Security Considerations¶
OntoLogos v0.4 handles untrusted input through JSON deserialization, OWL/RDF file parsing, and path validation. This document describes defaults and recommended practices.
JSON snapshots¶
Use Ontology::from_json for trusted snapshots. For untrusted input (user uploads, network payloads), prefer:
use ontologos_core::{Limits, Ontology};
let limits = Limits {
max_json_bytes: 1_048_576, // 1 MiB
..Limits::default()
};
let ontology = Ontology::from_json_with_limits(json, limits)?;
Default limits¶
| Limit | Default | Purpose |
|---|---|---|
max_json_bytes |
16 MiB | Prevent memory exhaustion |
max_entities |
1,000,000 | Cap entity array size |
max_axioms |
10,000,000 | Cap axiom array size |
max_iri_len |
8,192 | Cap per-IRI string length |
max_class_operands |
10,000 | Cap equivalent/disjoint operands |
IRI validation¶
Only these schemes are accepted: http, https, urn.
Rejected:
javascript:,data:, and other schemes- Control characters (C0, DEL)
- ASCII whitespace in IRIs
- Relative IRIs (no scheme)
Format integrity¶
- Format v1 is rejected — positional
iris[]/ entity index binding is unsafe for untrusted input - Format v2 keys axioms by IRI string
- Unknown JSON fields on snapshot structs are rejected
- Duplicate entity IRIs are rejected
- Duplicate axioms are deduplicated on load (idempotent)
File loading (v0.2+)¶
ontologos_parser::validate_load_path canonicalizes paths and rejects traversal outside an optional base directory using path-component containment (not string-prefix matching).
load_ontology— no sandbox base (trusted local paths)load_ontology_in(base, path)— constrain loads to stay underbase(untrusted uploads)

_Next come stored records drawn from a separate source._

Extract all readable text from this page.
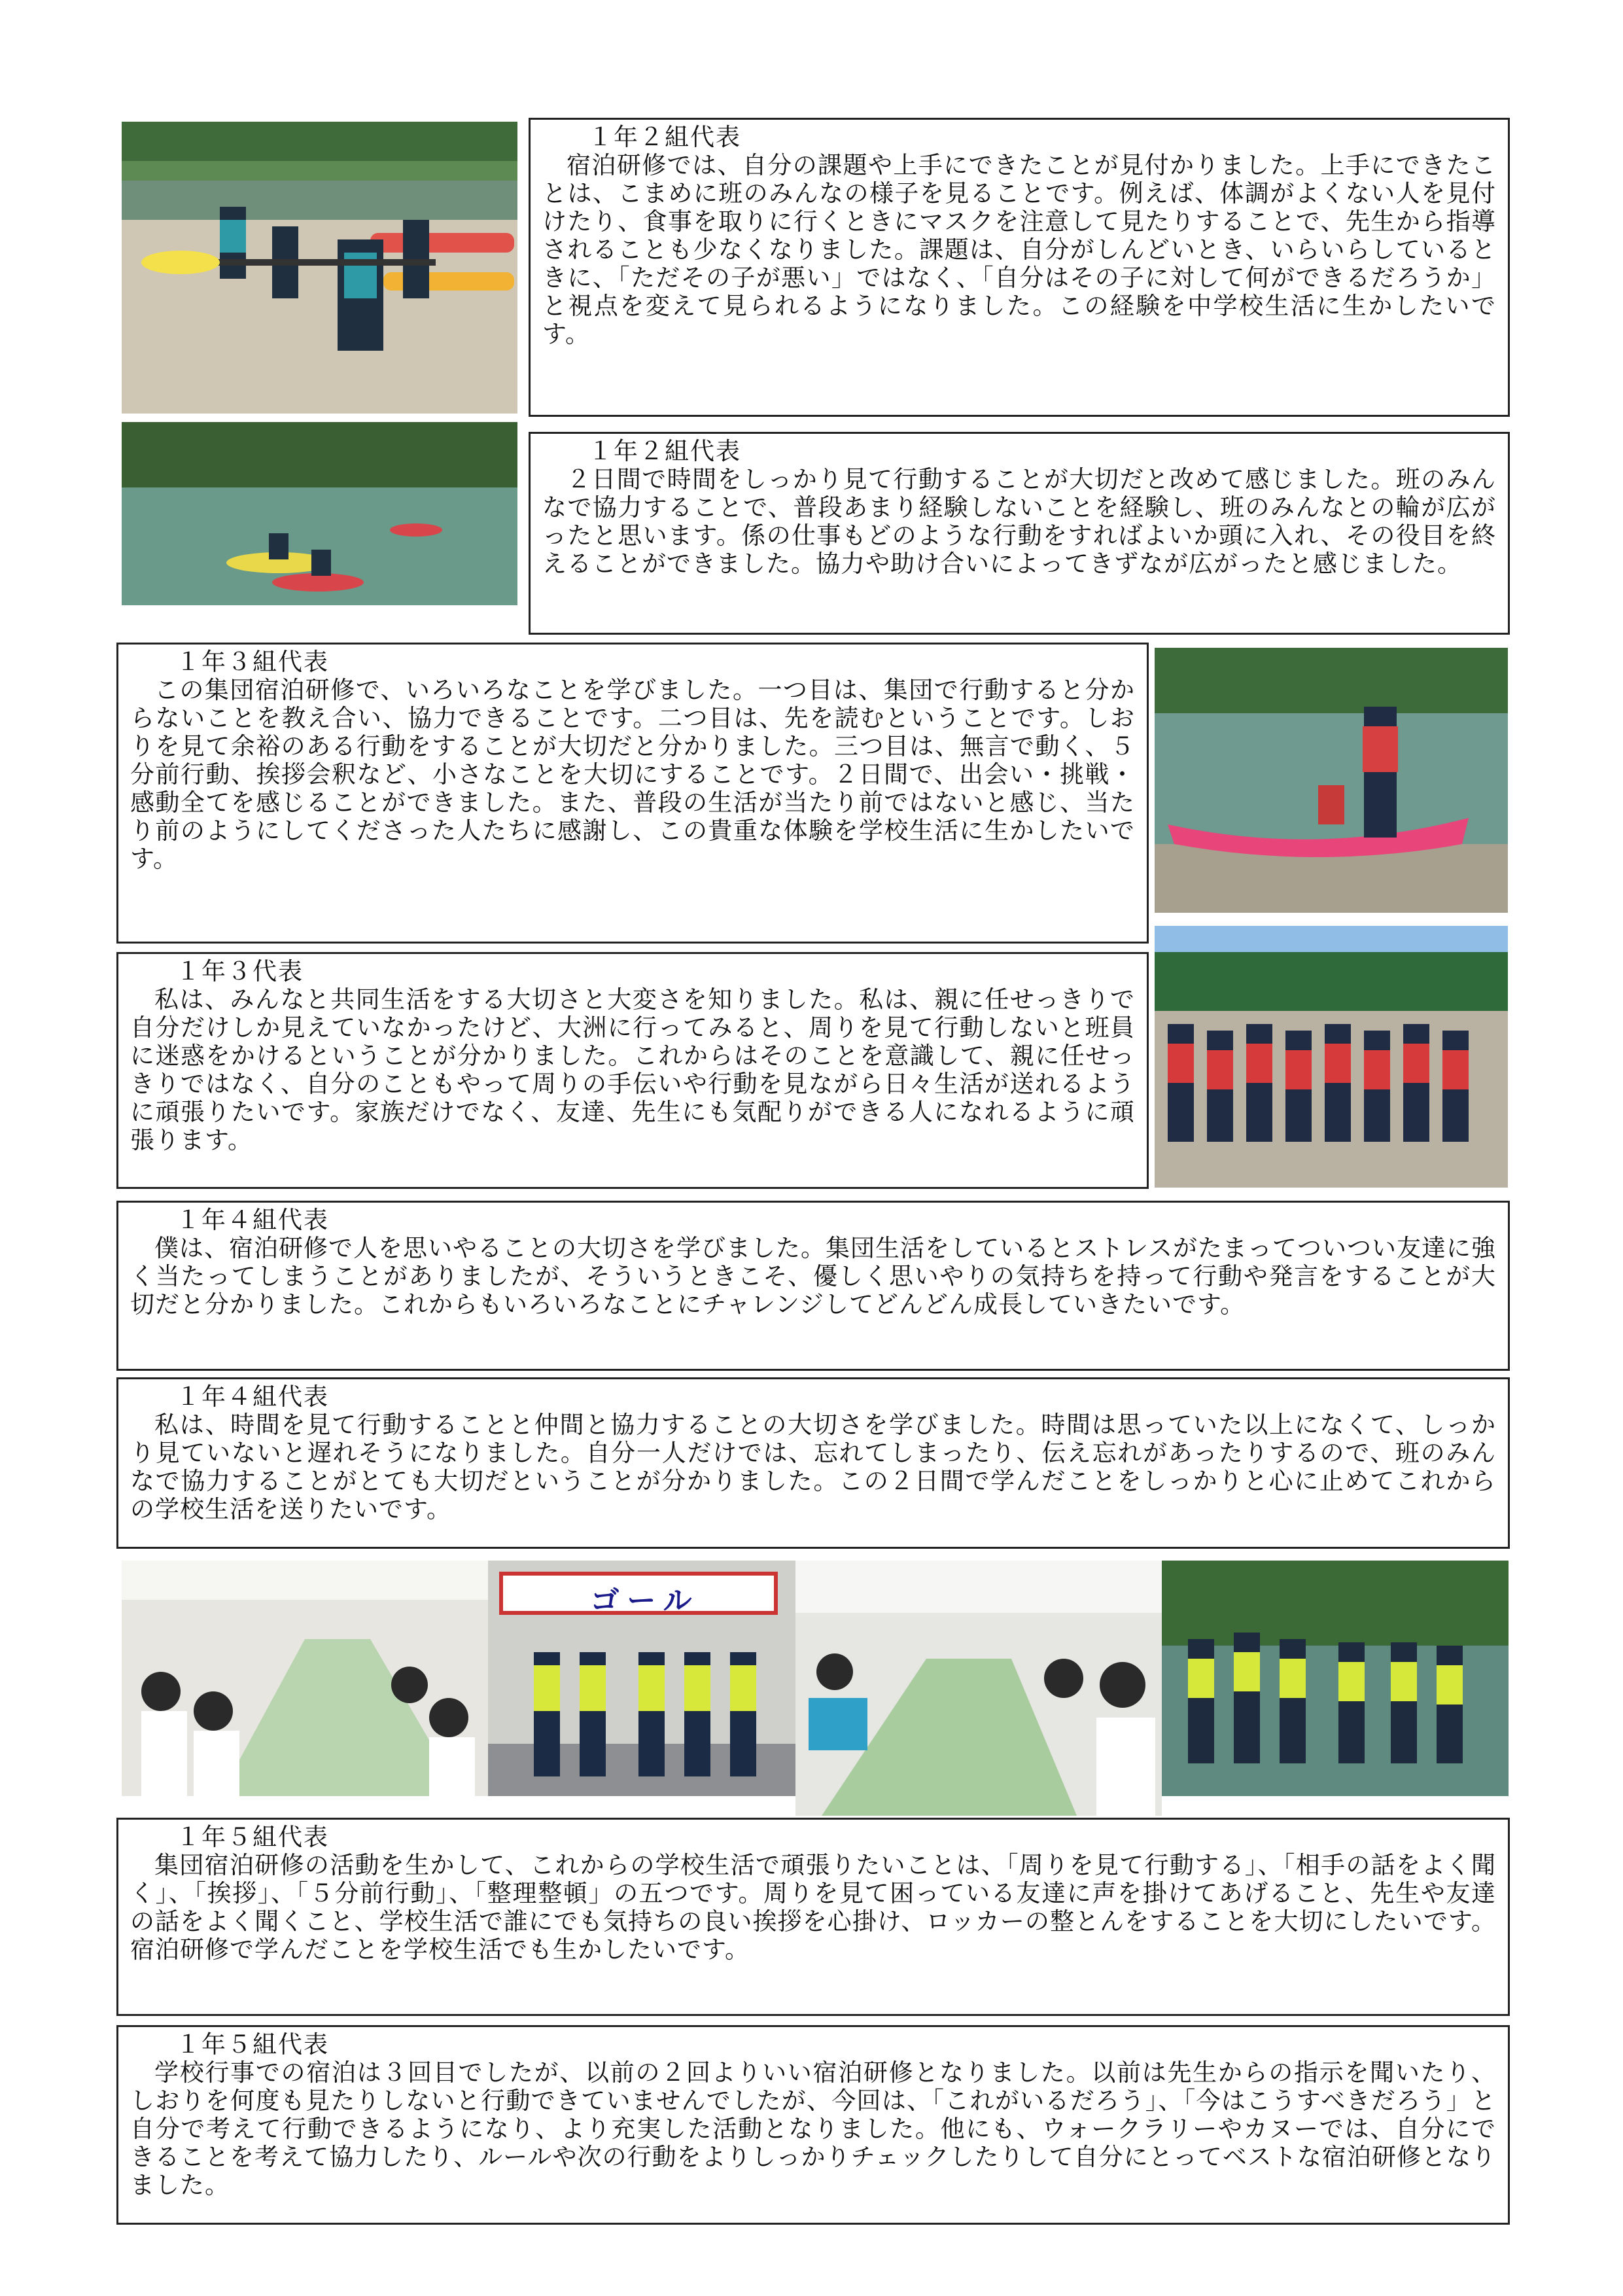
ゴール
１年２組代表
宿泊研修では、自分の課題や上手にできたことが見付かりました。上手にできたことは、こまめに班のみんなの様子を見ることです。例えば、体調がよくない人を見付けたり、食事を取りに行くときにマスクを注意して見たりすることで、先生から指導されることも少なくなりました。課題は、自分がしんどいとき、いらいらしているときに、「ただその子が悪い」ではなく、「自分はその子に対して何ができるだろうか」と視点を変えて見られるようになりました。この経験を中学校生活に生かしたいです。
１年２組代表
２日間で時間をしっかり見て行動することが大切だと改めて感じました。班のみんなで協力することで、普段あまり経験しないことを経験し、班のみんなとの輪が広がったと思います。係の仕事もどのような行動をすればよいか頭に入れ、その役目を終えることができました。協力や助け合いによってきずなが広がったと感じました。
１年３組代表
この集団宿泊研修で、いろいろなことを学びました。一つ目は、集団で行動すると分からないことを教え合い、協力できることです。二つ目は、先を読むということです。しおりを見て余裕のある行動をすることが大切だと分かりました。三つ目は、無言で動く、５分前行動、挨拶会釈など、小さなことを大切にすることです。２日間で、出会い・挑戦・感動全てを感じることができました。また、普段の生活が当たり前ではないと感じ、当たり前のようにしてくださった人たちに感謝し、この貴重な体験を学校生活に生かしたいです。
１年３代表
私は、みんなと共同生活をする大切さと大変さを知りました。私は、親に任せっきりで自分だけしか見えていなかったけど、大洲に行ってみると、周りを見て行動しないと班員に迷惑をかけるということが分かりました。これからはそのことを意識して、親に任せっきりではなく、自分のこともやって周りの手伝いや行動を見ながら日々生活が送れるように頑張りたいです。家族だけでなく、友達、先生にも気配りができる人になれるように頑張ります。
１年４組代表
僕は、宿泊研修で人を思いやることの大切さを学びました。集団生活をしているとストレスがたまってついつい友達に強く当たってしまうことがありましたが、そういうときこそ、優しく思いやりの気持ちを持って行動や発言をすることが大切だと分かりました。これからもいろいろなことにチャレンジしてどんどん成長していきたいです。
１年４組代表
私は、時間を見て行動することと仲間と協力することの大切さを学びました。時間は思っていた以上になくて、しっかり見ていないと遅れそうになりました。自分一人だけでは、忘れてしまったり、伝え忘れがあったりするので、班のみんなで協力することがとても大切だということが分かりました。この２日間で学んだことをしっかりと心に止めてこれからの学校生活を送りたいです。
１年５組代表
集団宿泊研修の活動を生かして、これからの学校生活で頑張りたいことは、「周りを見て行動する」、「相手の話をよく聞く」、「挨拶」、「５分前行動」、「整理整頓」の五つです。周りを見て困っている友達に声を掛けてあげること、先生や友達の話をよく聞くこと、学校生活で誰にでも気持ちの良い挨拶を心掛け、ロッカーの整とんをすることを大切にしたいです。宿泊研修で学んだことを学校生活でも生かしたいです。
１年５組代表
学校行事での宿泊は３回目でしたが、以前の２回よりいい宿泊研修となりました。以前は先生からの指示を聞いたり、しおりを何度も見たりしないと行動できていませんでしたが、今回は、「これがいるだろう」、「今はこうすべきだろう」と自分で考えて行動できるようになり、より充実した活動となりました。他にも、ウォークラリーやカヌーでは、自分にできることを考えて協力したり、ルールや次の行動をよりしっかりチェックしたりして自分にとってベストな宿泊研修となりました。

Both validate the path, enforce ParseLimits, then parse via horned-owl. Sandboxed loads open the file once with O_NOFOLLOW (Unix) and sniff plus parse from the same file descriptor so a symlink swap between validation and read cannot escape the base directory.
Default parse limits¶
| Limit | Default | Purpose |
|---|---|---|
max_file_bytes |
64 MiB | Cap ontology file size on disk |
max_axioms |
10,000,000 | Cap stored axioms during mapping |
max_entities |
1,000,000 | Cap registered entities during mapping |
Use load_ontology_with_limits for untrusted uploads.
Skipped axioms and parser warnings are recorded in ParseMeta but do not fail the load. Review parse_meta.warnings when accepting user-supplied ontologies.
Reporting issues¶
Report security vulnerabilities privately — see Security policy (not public GitHub issues).